The National Surgical, Obstetric and Anaesthesia Plan (NSOAP) is a policy framework for countries to methodically deal with conditions requiring surgery [46]. As of January 2020, 6 countries had developed and launched NSOAPS, while 10 were in the process of formulating one and a further 23 had expressed an interest in doing so [46]. They are central to defining the role of surgery within the broader national health strategy, but the competing health priorities introduced by the pandemic have endangered the ongoing progress of NSOAP development, funding, and implementation.
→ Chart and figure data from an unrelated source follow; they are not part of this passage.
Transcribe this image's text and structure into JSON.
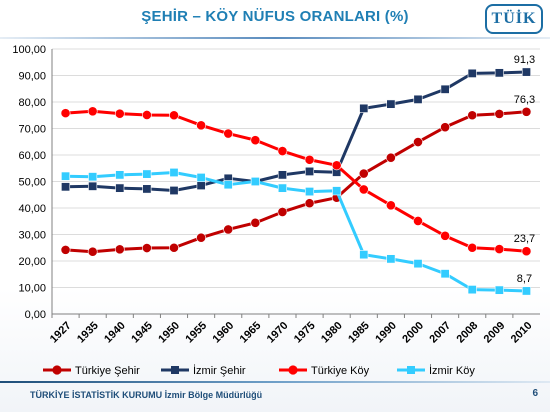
{
  "header": {
    "title": "ŞEHİR – KÖY NÜFUS ORANLARI (%)",
    "logo_text": "TÜİK"
  },
  "footer": {
    "organization": "TÜRKİYE İSTATİSTİK KURUMU İzmir Bölge Müdürlüğü",
    "page_number": "6"
  },
  "colors": {
    "title": "#1f7fb4",
    "turkiye_sehir": "#c00000",
    "izmir_sehir": "#1f3864",
    "turkiye_koy": "#ff0000",
    "izmir_koy": "#33ccff",
    "grid": "#d0d0d0"
  },
  "chart_data": {
    "type": "line",
    "title": "ŞEHİR – KÖY NÜFUS ORANLARI (%)",
    "categories": [
      "1927",
      "1935",
      "1940",
      "1945",
      "1950",
      "1955",
      "1960",
      "1965",
      "1970",
      "1975",
      "1980",
      "1985",
      "1990",
      "2000",
      "2007",
      "2008",
      "2009",
      "2010"
    ],
    "ylim": [
      0,
      100
    ],
    "yticks": [
      "0,00",
      "10,00",
      "20,00",
      "30,00",
      "40,00",
      "50,00",
      "60,00",
      "70,00",
      "80,00",
      "90,00",
      "100,00"
    ],
    "grid": true,
    "legend_position": "bottom",
    "series": [
      {
        "name": "Türkiye Şehir",
        "color": "#c00000",
        "marker": "circle",
        "values": [
          24.2,
          23.5,
          24.4,
          24.9,
          25.0,
          28.8,
          31.9,
          34.4,
          38.5,
          41.8,
          43.9,
          53.0,
          59.0,
          64.9,
          70.5,
          75.0,
          75.5,
          76.3
        ]
      },
      {
        "name": "İzmir Şehir",
        "color": "#1f3864",
        "marker": "square",
        "values": [
          48.0,
          48.2,
          47.5,
          47.2,
          46.6,
          48.5,
          51.2,
          50.0,
          52.5,
          53.8,
          53.5,
          77.6,
          79.2,
          81.0,
          84.8,
          90.8,
          91.0,
          91.3
        ]
      },
      {
        "name": "Türkiye Köy",
        "color": "#ff0000",
        "marker": "circle",
        "values": [
          75.8,
          76.5,
          75.6,
          75.1,
          75.0,
          71.2,
          68.1,
          65.6,
          61.5,
          58.2,
          56.1,
          47.0,
          41.0,
          35.1,
          29.5,
          25.0,
          24.5,
          23.7
        ]
      },
      {
        "name": "İzmir Köy",
        "color": "#33ccff",
        "marker": "square",
        "values": [
          52.0,
          51.8,
          52.5,
          52.8,
          53.4,
          51.5,
          48.8,
          50.0,
          47.5,
          46.2,
          46.5,
          22.4,
          20.8,
          19.0,
          15.2,
          9.2,
          9.0,
          8.7
        ]
      }
    ],
    "annotations": [
      {
        "series": 1,
        "index": 17,
        "text": "91,3"
      },
      {
        "series": 0,
        "index": 17,
        "text": "76,3"
      },
      {
        "series": 2,
        "index": 17,
        "text": "23,7"
      },
      {
        "series": 3,
        "index": 17,
        "text": "8,7"
      }
    ]
  }
}
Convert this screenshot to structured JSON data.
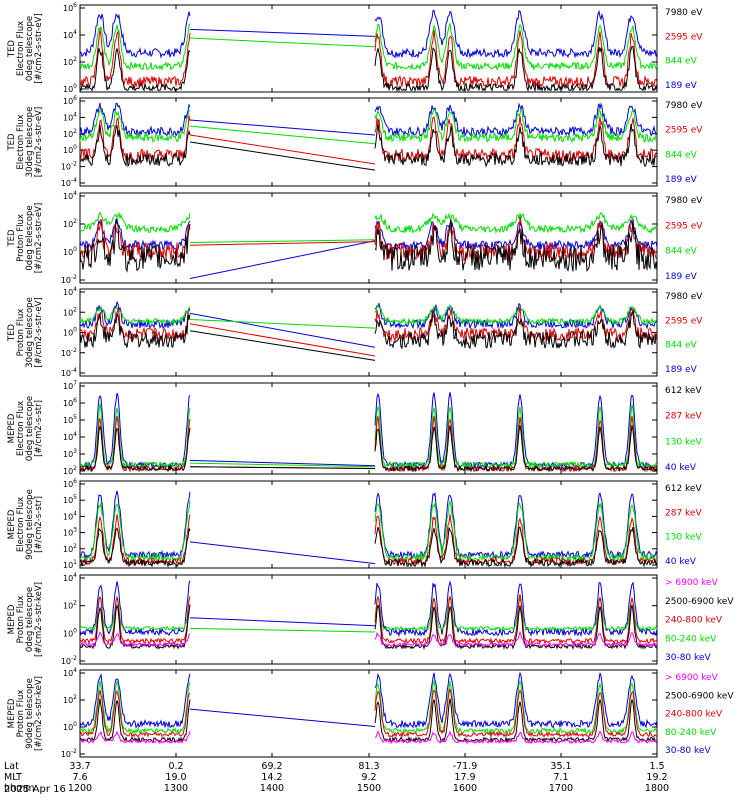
{
  "colors": {
    "black": "#000000",
    "red": "#e00000",
    "green": "#00dd00",
    "blue": "#0000dd",
    "magenta": "#ff00ff"
  },
  "chart_data": [
    {
      "type": "line",
      "title": "",
      "ylabel": [
        "TED",
        "Electron Flux",
        "0deg telescope",
        "[#/cm2-s-str-eV]"
      ],
      "yticks": [
        "10^6",
        "10^4",
        "10^2",
        "10^0"
      ],
      "legend": [
        {
          "label": "7980 eV",
          "color": "black"
        },
        {
          "label": "2595 eV",
          "color": "red"
        },
        {
          "label": "844 eV",
          "color": "green"
        },
        {
          "label": "189 eV",
          "color": "blue"
        }
      ]
    },
    {
      "type": "line",
      "title": "",
      "ylabel": [
        "TED",
        "Electron Flux",
        "30deg telescope",
        "[#/cm2-s-str-eV]"
      ],
      "yticks": [
        "10^6",
        "10^4",
        "10^2",
        "10^0",
        "10^-2",
        "10^-4"
      ],
      "legend": [
        {
          "label": "7980 eV",
          "color": "black"
        },
        {
          "label": "2595 eV",
          "color": "red"
        },
        {
          "label": "844 eV",
          "color": "green"
        },
        {
          "label": "189 eV",
          "color": "blue"
        }
      ]
    },
    {
      "type": "line",
      "title": "",
      "ylabel": [
        "TED",
        "Proton Flux",
        "0deg telescope",
        "[#/cm2-s-str-eV]"
      ],
      "yticks": [
        "10^4",
        "10^2",
        "10^0",
        "10^-2"
      ],
      "legend": [
        {
          "label": "7980 eV",
          "color": "black"
        },
        {
          "label": "2595 eV",
          "color": "red"
        },
        {
          "label": "844 eV",
          "color": "green"
        },
        {
          "label": "189 eV",
          "color": "blue"
        }
      ]
    },
    {
      "type": "line",
      "title": "",
      "ylabel": [
        "TED",
        "Proton Flux",
        "30deg telescope",
        "[#/cm2-s-str-eV]"
      ],
      "yticks": [
        "10^4",
        "10^2",
        "10^0",
        "10^-2",
        "10^-4"
      ],
      "legend": [
        {
          "label": "7980 eV",
          "color": "black"
        },
        {
          "label": "2595 eV",
          "color": "red"
        },
        {
          "label": "844 eV",
          "color": "green"
        },
        {
          "label": "189 eV",
          "color": "blue"
        }
      ]
    },
    {
      "type": "line",
      "title": "",
      "ylabel": [
        "MEPED",
        "Electron Flux",
        "0deg telescope",
        "[#/cm2-s-str]"
      ],
      "yticks": [
        "10^7",
        "10^6",
        "10^5",
        "10^4",
        "10^3",
        "10^2"
      ],
      "legend": [
        {
          "label": "612 keV",
          "color": "black"
        },
        {
          "label": "287 keV",
          "color": "red"
        },
        {
          "label": "130 keV",
          "color": "green"
        },
        {
          "label": "40 keV",
          "color": "blue"
        }
      ]
    },
    {
      "type": "line",
      "title": "",
      "ylabel": [
        "MEPED",
        "Electron Flux",
        "90deg telescope",
        "[#/cm2-s-str]"
      ],
      "yticks": [
        "10^6",
        "10^5",
        "10^4",
        "10^3",
        "10^2",
        "10^1"
      ],
      "legend": [
        {
          "label": "612 keV",
          "color": "black"
        },
        {
          "label": "287 keV",
          "color": "red"
        },
        {
          "label": "130 keV",
          "color": "green"
        },
        {
          "label": "40 keV",
          "color": "blue"
        }
      ]
    },
    {
      "type": "line",
      "title": "",
      "ylabel": [
        "MEPED",
        "Proton Flux",
        "0deg telescope",
        "[#/cm2-s-str-keV]"
      ],
      "yticks": [
        "10^4",
        "10^2",
        "10^0",
        "10^-2"
      ],
      "legend": [
        {
          "label": "> 6900 keV",
          "color": "magenta"
        },
        {
          "label": "2500-6900 keV",
          "color": "black"
        },
        {
          "label": "240-800 keV",
          "color": "red"
        },
        {
          "label": "80-240 keV",
          "color": "green"
        },
        {
          "label": "30-80 keV",
          "color": "blue"
        }
      ]
    },
    {
      "type": "line",
      "title": "",
      "ylabel": [
        "MEPED",
        "Proton Flux",
        "90deg telescope",
        "[#/cm2-s-str-keV]"
      ],
      "yticks": [
        "10^4",
        "10^2",
        "10^0",
        "10^-2"
      ],
      "legend": [
        {
          "label": "> 6900 keV",
          "color": "magenta"
        },
        {
          "label": "2500-6900 keV",
          "color": "black"
        },
        {
          "label": "240-800 keV",
          "color": "red"
        },
        {
          "label": "80-240 keV",
          "color": "green"
        },
        {
          "label": "30-80 keV",
          "color": "blue"
        }
      ]
    }
  ],
  "xaxis": {
    "row_labels": [
      "Lat",
      "MLT",
      "hhmm"
    ],
    "ticks": [
      {
        "lat": "33.7",
        "mlt": "7.6",
        "hhmm": "1200"
      },
      {
        "lat": "0.2",
        "mlt": "19.0",
        "hhmm": "1300"
      },
      {
        "lat": "69.2",
        "mlt": "14.2",
        "hhmm": "1400"
      },
      {
        "lat": "81.3",
        "mlt": "9.2",
        "hhmm": "1500"
      },
      {
        "lat": "-71.9",
        "mlt": "17.9",
        "hhmm": "1600"
      },
      {
        "lat": "35.1",
        "mlt": "7.1",
        "hhmm": "1700"
      },
      {
        "lat": "1.5",
        "mlt": "19.2",
        "hhmm": "1800"
      }
    ],
    "date": "2025 Apr 16"
  }
}
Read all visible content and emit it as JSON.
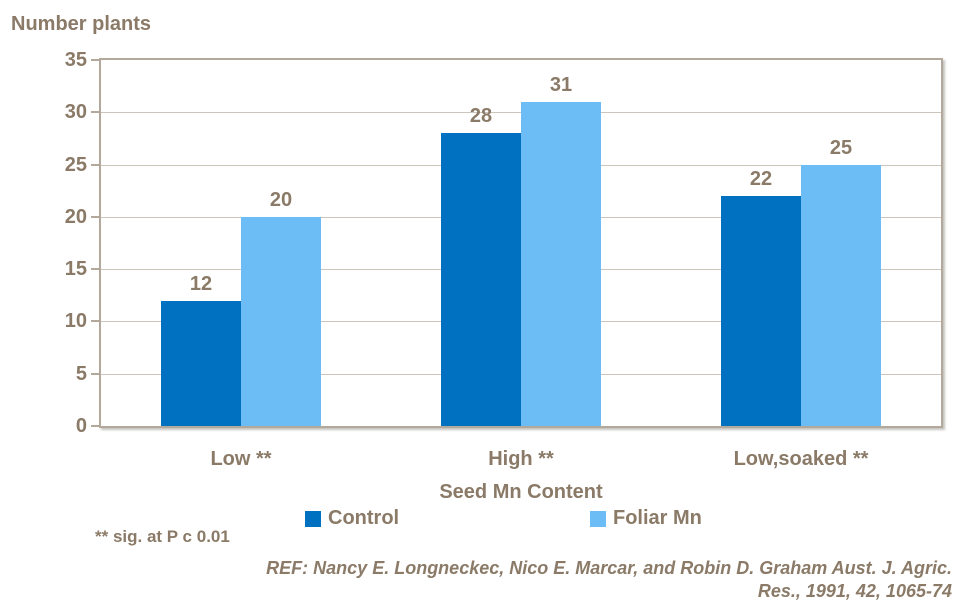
{
  "chart_data": {
    "type": "bar",
    "title": "Number plants",
    "xlabel": "Seed Mn Content",
    "ylabel": "Number plants",
    "categories": [
      "Low **",
      "High **",
      "Low,soaked **"
    ],
    "series": [
      {
        "name": "Control",
        "color": "#0071C1",
        "values": [
          12,
          28,
          22
        ]
      },
      {
        "name": "Foliar Mn",
        "color": "#6CBDF5",
        "values": [
          20,
          31,
          25
        ]
      }
    ],
    "ylim": [
      0,
      35
    ],
    "yticks": [
      0,
      5,
      10,
      15,
      20,
      25,
      30,
      35
    ],
    "grid": true,
    "data_labels": true,
    "legend_position": "bottom"
  },
  "footnote": "** sig. at P c 0.01",
  "reference": {
    "line1": "REF: Nancy E. Longneckec, Nico E. Marcar, and Robin D. Graham Aust. J. Agric.",
    "line2": "Res., 1991, 42, 1065-74"
  },
  "colors": {
    "text": "#8A7A67",
    "gridline": "#CCC5BB",
    "axis_border": "#B2A89C",
    "control": "#0071C1",
    "foliar_mn": "#6CBDF5",
    "background": "#ffffff"
  }
}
A forum for national surgical planning scheduled for early 2020 incorporating Latin American countries [46] has had to be postponed as well as a “high-level workshop on NSOAP” in Nepal organised by UNITAR, the Global Surgery Foundation and the Nepalese government [47].

Recommendations

See Table 2.

Table 2 Recommendations for strengthening vulnerabilities exposed by the COVID-19 pandemic stress-test

Conclusion

Surgical systems, as they are currently constituted, (particularly in LMICs) have multiple stress points within them that make them vulnerable during crises such as pandemics. One of the key ambitions of the global surgery movement is creation of resilient surgical systems. As we scale-up surgical and anaesthetic care and make steady progress towards our goals for 2030, it is necessary to evaluate the durability of our existing systems and test their resilience to external shocks. This will allow us to fortify fault lines in order to minimise the disruption to surgical scale-up in the future. More research is needed to characterise the magnitude of the impact the COVID-19 pandemic will have on surgical service provision. Looking ahead, innovative, tailor-made strategies are required to bolster surgical systems in LMICs against future shocks.